Perspectives never develop in a vacuum, even for an ‘expert’. I have a particular perspective on gene editing and it derives from my prior knowledge and experience. My conscious biases include but are not limited to:

  • being an atheist
  • being generally enthusiastic about technological advancement (i.e. futurist)
  • being skeptical about the ability of corporations to consistently act for the common good
  • having an ethical view that values a significant element of life on earth remaining wild
  • believing in evidence and evidence-based reasoning
    • in particular being convinced by the evidence that global warming is mainly driven by human activity
  • believing in transparency, open science and open technologies
  • believing that most of humanity’s problems are now global and we need - but lack - effective intergovernmental organisations to tackle them.

I couldn’t possibly comment on my unconscious biases :)

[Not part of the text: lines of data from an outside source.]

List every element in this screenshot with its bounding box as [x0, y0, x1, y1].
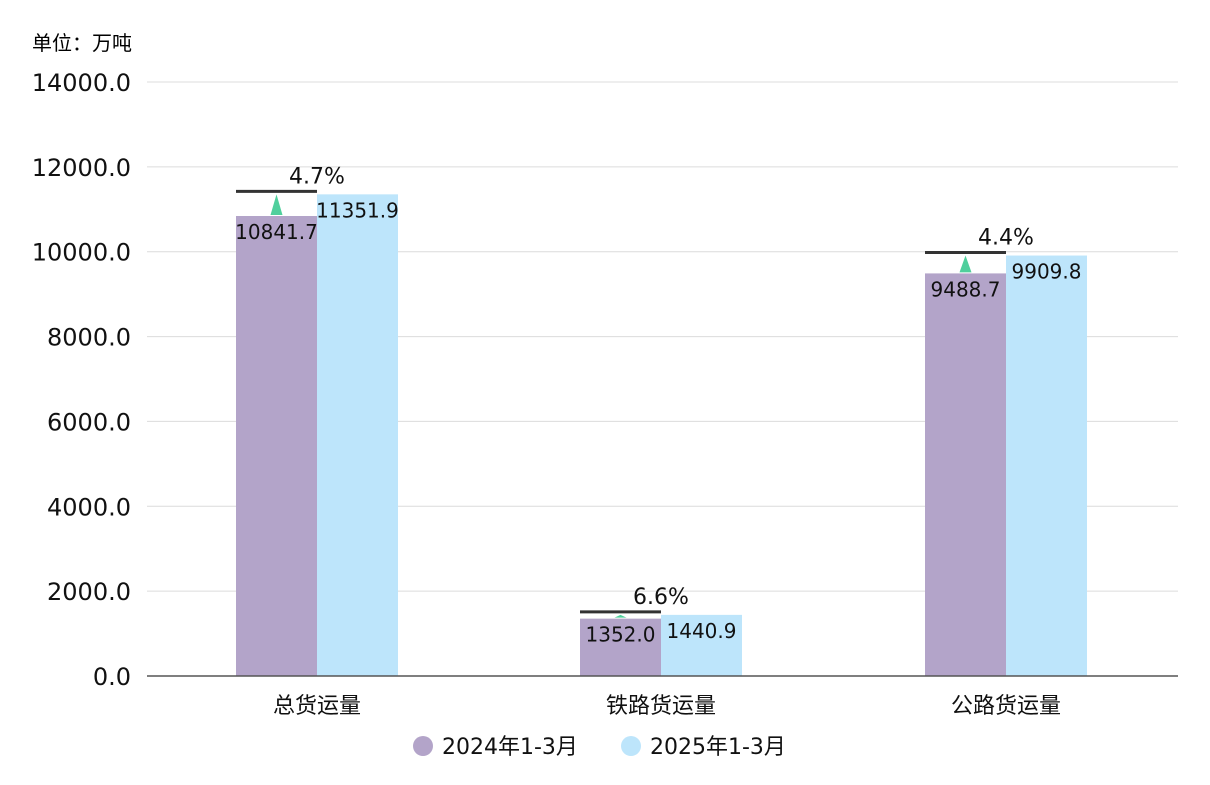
- bar: [317, 194, 398, 676]
- y-tick-label: 6000.0: [47, 408, 131, 436]
- bar-value-label: 1440.9: [667, 619, 737, 643]
- bar: [1006, 255, 1087, 677]
- growth-up-arrow-icon: [614, 614, 627, 618]
- x-category-label: 铁路货运量: [606, 694, 716, 719]
- growth-up-arrow-icon: [959, 255, 972, 273]
- growth-rate-label: 4.4%: [978, 226, 1034, 251]
- y-tick-label: 2000.0: [47, 578, 131, 606]
- unit-label: 单位：万吨: [32, 31, 132, 55]
- growth-rate-label: 4.7%: [289, 164, 345, 189]
- bar-value-label: 9909.8: [1012, 260, 1082, 284]
- x-axis-categories: 总货运量 铁路货运量 公路货运量: [273, 694, 1061, 719]
- bar: [236, 216, 317, 677]
- y-tick-label: 10000.0: [32, 239, 131, 267]
- growth-up-arrow-icon: [270, 194, 283, 216]
- y-tick-label: 0.0: [93, 663, 131, 691]
- y-tick-label: 14000.0: [32, 69, 131, 97]
- legend: 2024年1-3月 2025年1-3月: [413, 735, 786, 760]
- bar-value-label: 11351.9: [316, 198, 399, 222]
- y-axis-ticks: 0.0 2000.0 4000.0 6000.0 8000.0 10000.0 12000.…: [32, 69, 131, 691]
- bar-value-label: 1352.0: [586, 623, 656, 647]
- bar: [661, 614, 742, 676]
- legend-swatch: [413, 736, 433, 756]
- y-tick-label: 12000.0: [32, 154, 131, 182]
- growth-rate-label: 6.6%: [633, 585, 689, 610]
- y-tick-label: 8000.0: [47, 324, 131, 352]
- bar: [925, 273, 1006, 676]
- x-category-label: 公路货运量: [951, 694, 1061, 719]
- legend-entry-label: 2024年1-3月: [442, 735, 578, 760]
- y-tick-label: 4000.0: [47, 493, 131, 521]
- x-category-label: 总货运量: [273, 694, 361, 719]
- legend-entry-label: 2025年1-3月: [650, 735, 786, 760]
- bar-value-label: 9488.7: [931, 277, 1001, 301]
- bar: [580, 618, 661, 676]
- bar-value-label: 10841.7: [235, 220, 318, 244]
- legend-swatch: [621, 736, 641, 756]
- growth-markers: 4.7% 6.6% 4.4%: [236, 164, 1034, 618]
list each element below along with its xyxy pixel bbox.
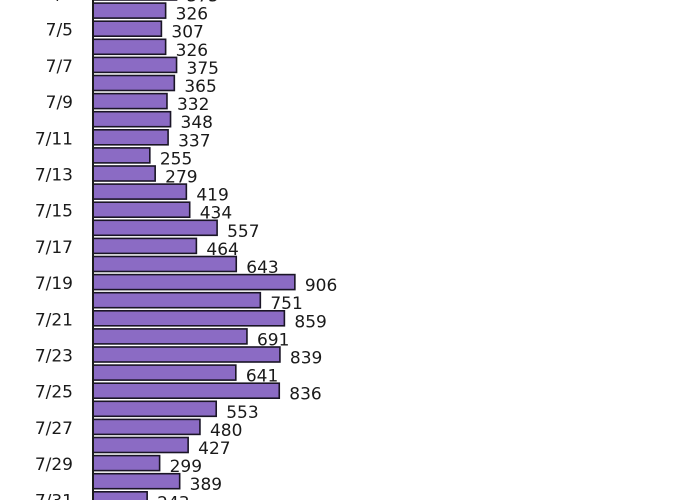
bar-7/8	[92, 74, 176, 92]
value-label-7/31: 243	[157, 493, 189, 500]
value-label-7/11: 337	[178, 131, 210, 151]
value-label-7/28: 427	[198, 439, 230, 459]
y-tick-label-7/27: 7/27	[35, 419, 73, 439]
value-label-7/3: 375	[187, 0, 219, 7]
value-label-7/5: 307	[171, 23, 203, 43]
bar-7/7	[92, 56, 178, 74]
value-label-7/4: 326	[176, 5, 208, 25]
y-tick-label-7/25: 7/25	[35, 383, 73, 403]
y-tick-label-7/15: 7/15	[35, 202, 73, 222]
y-tick-label-7/9: 7/9	[46, 93, 73, 113]
value-label-7/22: 691	[257, 330, 289, 350]
bar-7/11	[92, 129, 169, 146]
bar-7/13	[92, 165, 156, 182]
bar-7/21	[92, 309, 286, 327]
value-label-7/12: 255	[160, 149, 192, 169]
bar-7/6	[92, 38, 167, 56]
bar-7/20	[92, 291, 262, 309]
y-tick-label-7/21: 7/21	[35, 310, 73, 330]
value-label-7/10: 348	[181, 113, 213, 133]
value-label-7/23: 839	[290, 349, 322, 369]
y-tick-label-7/5: 7/5	[46, 21, 73, 41]
bar-7/29	[92, 454, 161, 472]
bar-7/23	[92, 346, 281, 363]
bar-7/26	[92, 400, 218, 418]
y-tick-label-7/29: 7/29	[35, 455, 73, 475]
value-label-7/13: 279	[165, 168, 197, 188]
value-label-7/21: 859	[294, 312, 326, 332]
bar-7/5	[92, 20, 163, 38]
value-label-7/7: 375	[187, 59, 219, 79]
bar-7/16	[92, 219, 218, 237]
value-label-7/18: 643	[246, 258, 278, 278]
bar-7/9	[92, 92, 168, 110]
value-label-7/14: 419	[196, 186, 228, 206]
y-tick-label-7/13: 7/13	[35, 166, 73, 186]
value-label-7/27: 480	[210, 421, 242, 441]
bar-7/4	[92, 2, 167, 19]
y-tick-label-7/3: 7/3	[46, 0, 73, 5]
y-tick-label-7/31: 7/31	[35, 491, 73, 500]
y-tick-label-7/7: 7/7	[46, 57, 73, 77]
bar-7/22	[92, 328, 248, 345]
y-tick-label-7/11: 7/11	[35, 129, 73, 149]
value-label-7/26: 553	[226, 403, 258, 423]
bar-7/27	[92, 418, 201, 436]
bar-7/15	[92, 201, 191, 218]
value-label-7/25: 836	[289, 385, 321, 405]
value-label-7/9: 332	[177, 95, 209, 115]
bar-7/10	[92, 110, 172, 128]
value-label-7/20: 751	[270, 294, 302, 314]
bar-7/30	[92, 472, 181, 490]
bar-7/31	[92, 490, 148, 504]
bar-7/28	[92, 436, 189, 454]
value-label-7/6: 326	[176, 41, 208, 61]
value-label-7/19: 906	[305, 276, 337, 296]
value-label-7/29: 299	[170, 457, 202, 477]
value-label-7/16: 557	[227, 222, 259, 242]
value-label-7/30: 389	[190, 475, 222, 495]
y-tick-label-7/17: 7/17	[35, 238, 73, 258]
bar-7/12	[92, 147, 151, 164]
bar-7/24	[92, 364, 237, 381]
value-label-7/15: 434	[200, 204, 232, 224]
value-label-7/17: 464	[206, 240, 238, 260]
y-tick-label-7/19: 7/19	[35, 274, 73, 294]
bar-7/17	[92, 237, 198, 255]
y-tick-label-7/23: 7/23	[35, 347, 73, 367]
value-label-7/24: 641	[246, 367, 278, 387]
value-label-7/8: 365	[184, 77, 216, 97]
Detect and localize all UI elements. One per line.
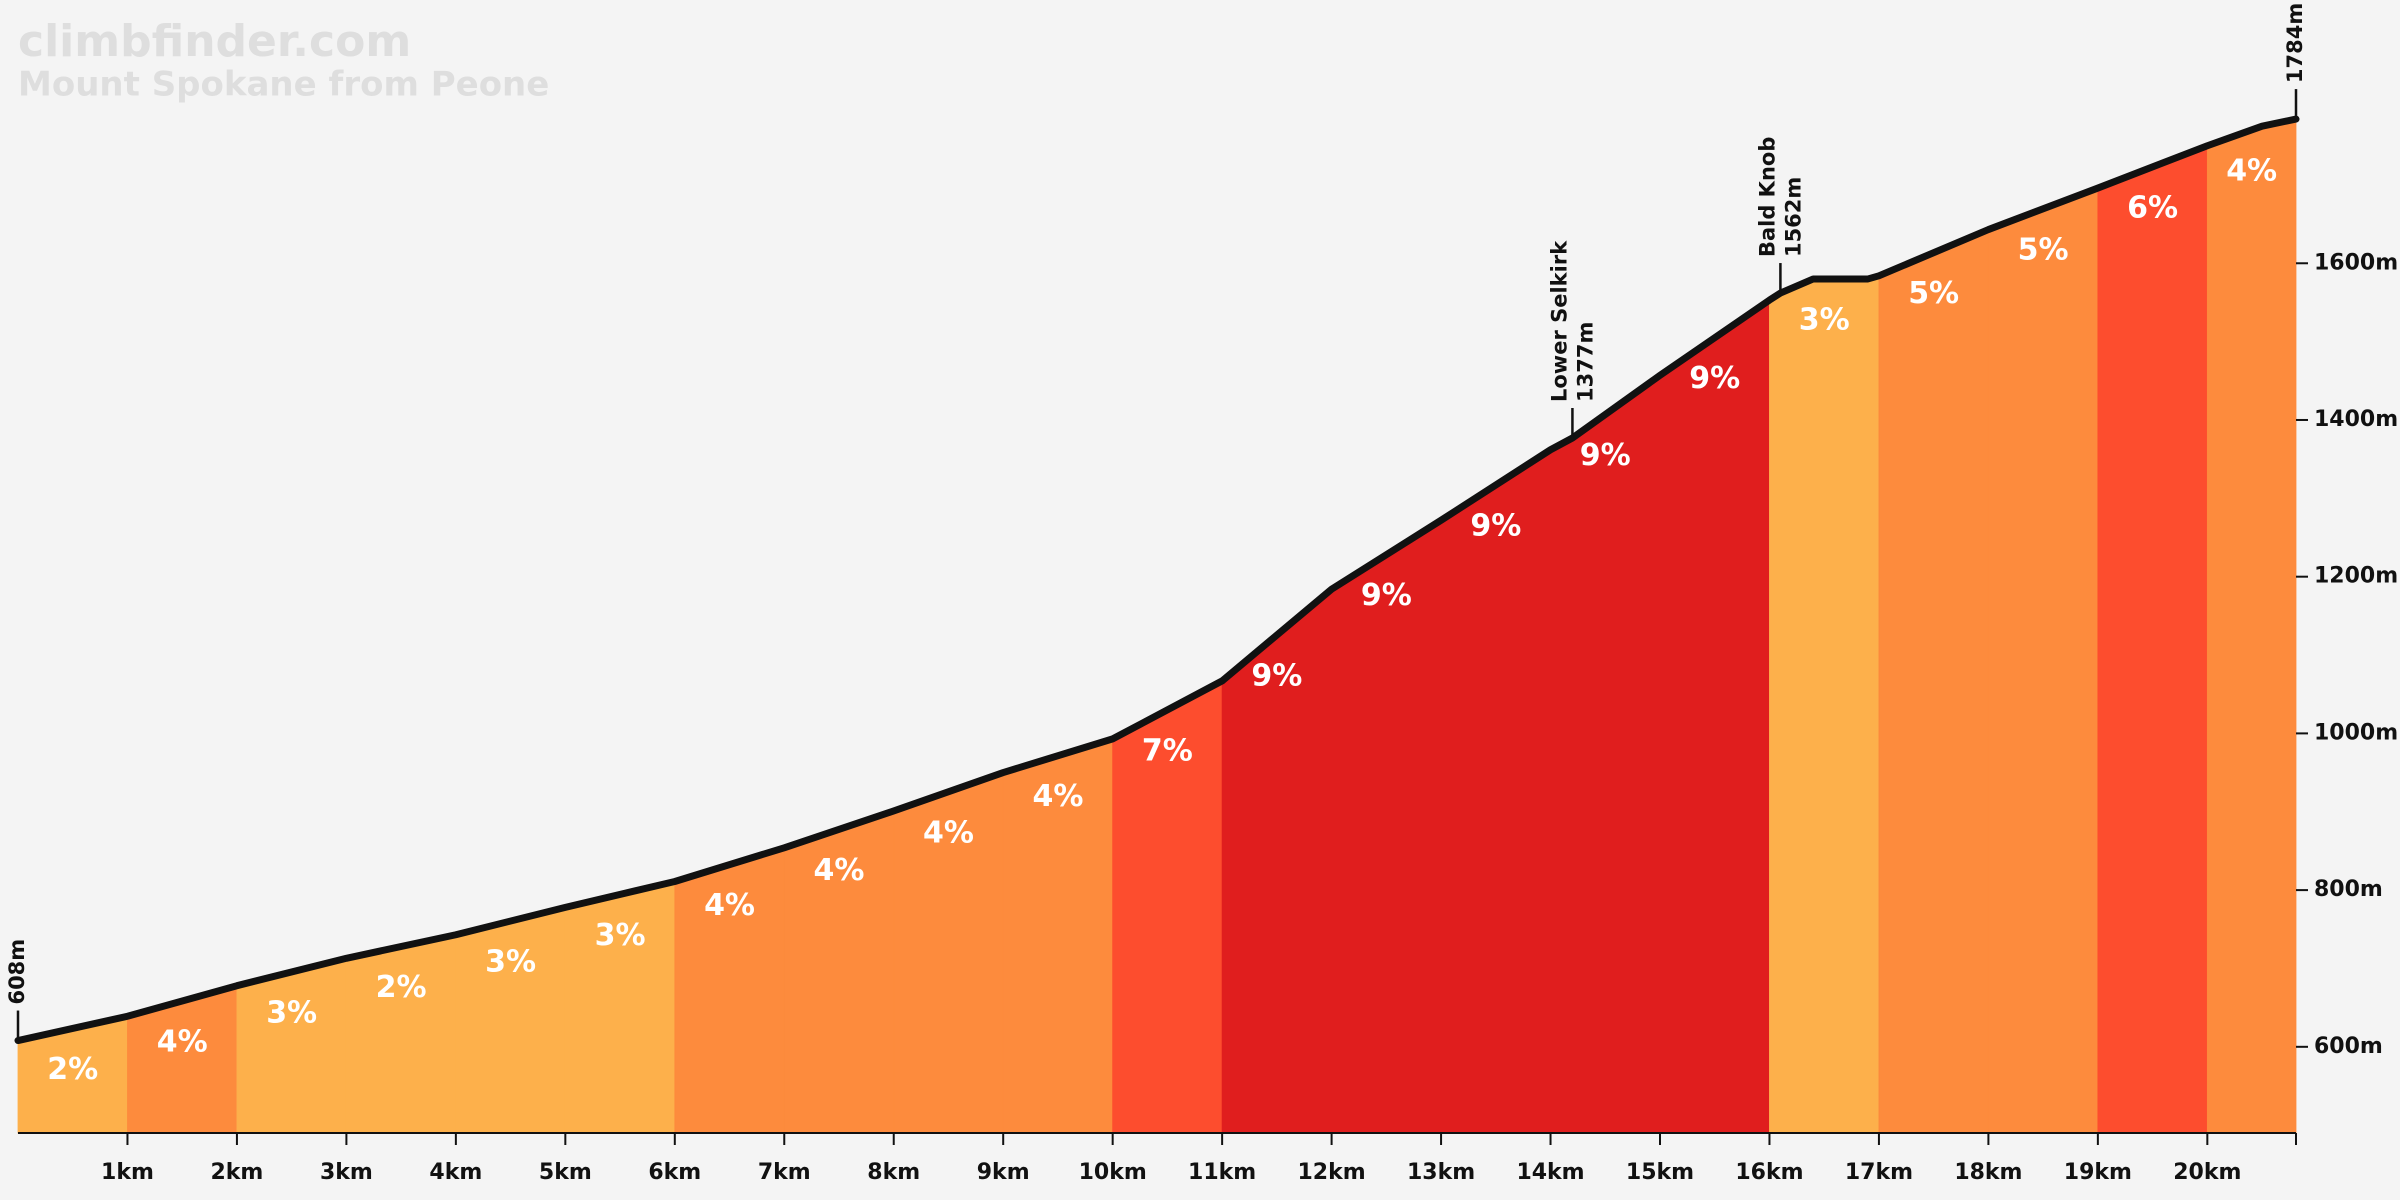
gradient-label: 4% xyxy=(2226,153,2277,188)
x-tick-label: 1km xyxy=(101,1160,154,1185)
gradient-label: 2% xyxy=(47,1052,98,1087)
annotation-name: Bald Knob xyxy=(1755,137,1779,257)
gradient-label: 3% xyxy=(485,945,536,980)
gradient-label: 7% xyxy=(1142,733,1193,768)
gradient-segment xyxy=(346,934,457,1134)
annotation: Lower Selkirk 1377m xyxy=(1547,240,1597,402)
x-tick-label: 2km xyxy=(210,1160,263,1185)
profile-line xyxy=(14,115,2300,1045)
gradient-label: 4% xyxy=(814,853,865,888)
x-tick-label: 16km xyxy=(1735,1160,1803,1185)
x-tick-label: 15km xyxy=(1626,1160,1694,1185)
x-tick-label: 18km xyxy=(1954,1160,2022,1185)
annotation: 608m xyxy=(5,939,29,1005)
x-tick-label: 11km xyxy=(1188,1160,1256,1185)
x-tick-label: 7km xyxy=(758,1160,811,1185)
gradient-label: 3% xyxy=(595,918,646,953)
annotation: 1784m xyxy=(2283,3,2307,83)
gradient-label: 4% xyxy=(157,1024,208,1059)
gradient-segment xyxy=(1878,228,1989,1134)
x-tick-label: 3km xyxy=(320,1160,373,1185)
annotation-label: 1784m xyxy=(2283,3,2307,83)
gradient-segment xyxy=(1659,299,1770,1134)
gradient-label: 4% xyxy=(704,888,755,923)
y-tick-label: 1400m xyxy=(2314,407,2398,432)
x-tick-label: 4km xyxy=(429,1160,482,1185)
x-tick-label: 14km xyxy=(1516,1160,1584,1185)
gradient-segment xyxy=(2206,118,2297,1134)
x-tick-label: 6km xyxy=(648,1160,701,1185)
annotation: Bald Knob 1562m xyxy=(1755,137,1805,257)
gradient-label: 5% xyxy=(1908,276,1959,311)
gradient-segment xyxy=(1769,275,1880,1134)
gradient-label: 4% xyxy=(1032,779,1083,814)
chart-title: climbfinder.com xyxy=(18,16,411,67)
x-tick-label: 5km xyxy=(539,1160,592,1185)
y-tick-label: 600m xyxy=(2314,1034,2383,1059)
annotation-name: Lower Selkirk xyxy=(1547,240,1571,402)
gradient-label: 9% xyxy=(1580,438,1631,473)
gradient-segment xyxy=(455,906,566,1134)
gradient-label: 9% xyxy=(1470,509,1521,544)
x-tick-label: 9km xyxy=(977,1160,1030,1185)
x-tick-label: 19km xyxy=(2064,1160,2132,1185)
gradient-label: 9% xyxy=(1361,578,1412,613)
y-tick-label: 1600m xyxy=(2314,250,2398,275)
annotation-label: 1377m xyxy=(1573,322,1597,402)
gradient-segment xyxy=(1440,449,1551,1134)
x-tick-label: 8km xyxy=(867,1160,920,1185)
y-tick-label: 800m xyxy=(2314,877,2383,902)
gradient-label: 3% xyxy=(266,995,317,1030)
y-tick-label: 1000m xyxy=(2314,720,2398,745)
gradient-label: 9% xyxy=(1689,361,1740,396)
annotation-label: 1562m xyxy=(1781,177,1805,257)
gradient-segment xyxy=(2097,145,2208,1134)
x-tick-label: 17km xyxy=(1845,1160,1913,1185)
gradient-label: 5% xyxy=(2018,232,2069,267)
gradient-label: 2% xyxy=(376,970,427,1005)
x-tick-label: 20km xyxy=(2173,1160,2241,1185)
chart-subtitle: Mount Spokane from Peone xyxy=(18,65,549,105)
gradient-label: 4% xyxy=(923,815,974,850)
gradient-label: 6% xyxy=(2127,190,2178,225)
gradient-segment xyxy=(1988,187,2099,1134)
y-tick-label: 1200m xyxy=(2314,564,2398,589)
annotation-label: 608m xyxy=(5,939,29,1005)
x-tick-label: 13km xyxy=(1407,1160,1475,1185)
x-tick-label: 10km xyxy=(1079,1160,1147,1185)
gradient-label: 3% xyxy=(1799,302,1850,337)
gradient-label: 9% xyxy=(1251,659,1302,694)
gradient-segment xyxy=(1550,374,1661,1134)
x-tick-label: 12km xyxy=(1298,1160,1366,1185)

So yes, personally I am a futurist, and I love the possibilities that are opened up by gene editing. I would like to see the technology used for good. I think that scientists should have significant freedom within well-defined ethical boundaries to use gene editing technologies in suitably controlled environments for the purpose of extending humanity’s knowledge of biology and tackling our greatest challenges.

But I worry about the increasing lack of ability of governments to effectively regulate (or even tax) multinational corporations, especially those that have outsized impacts on our daily lives and effective monopolies on critical resources. So I am more circumspect in my opinion about how easily private companies and multinational corporations should be able to employ these technologies in an unregulated way. I think that any technology that can significantly modify our shared environment needs sufficient oversight of its application from government and intergovernmental organisations to ensure the technology is employed for the greater good. If genome editing technologies get as easy and cheap as the biotechnologists are promising they will, then their use by for-profit entities needs to be overseen, consumer rights protected and the legal limits of application carefully considered.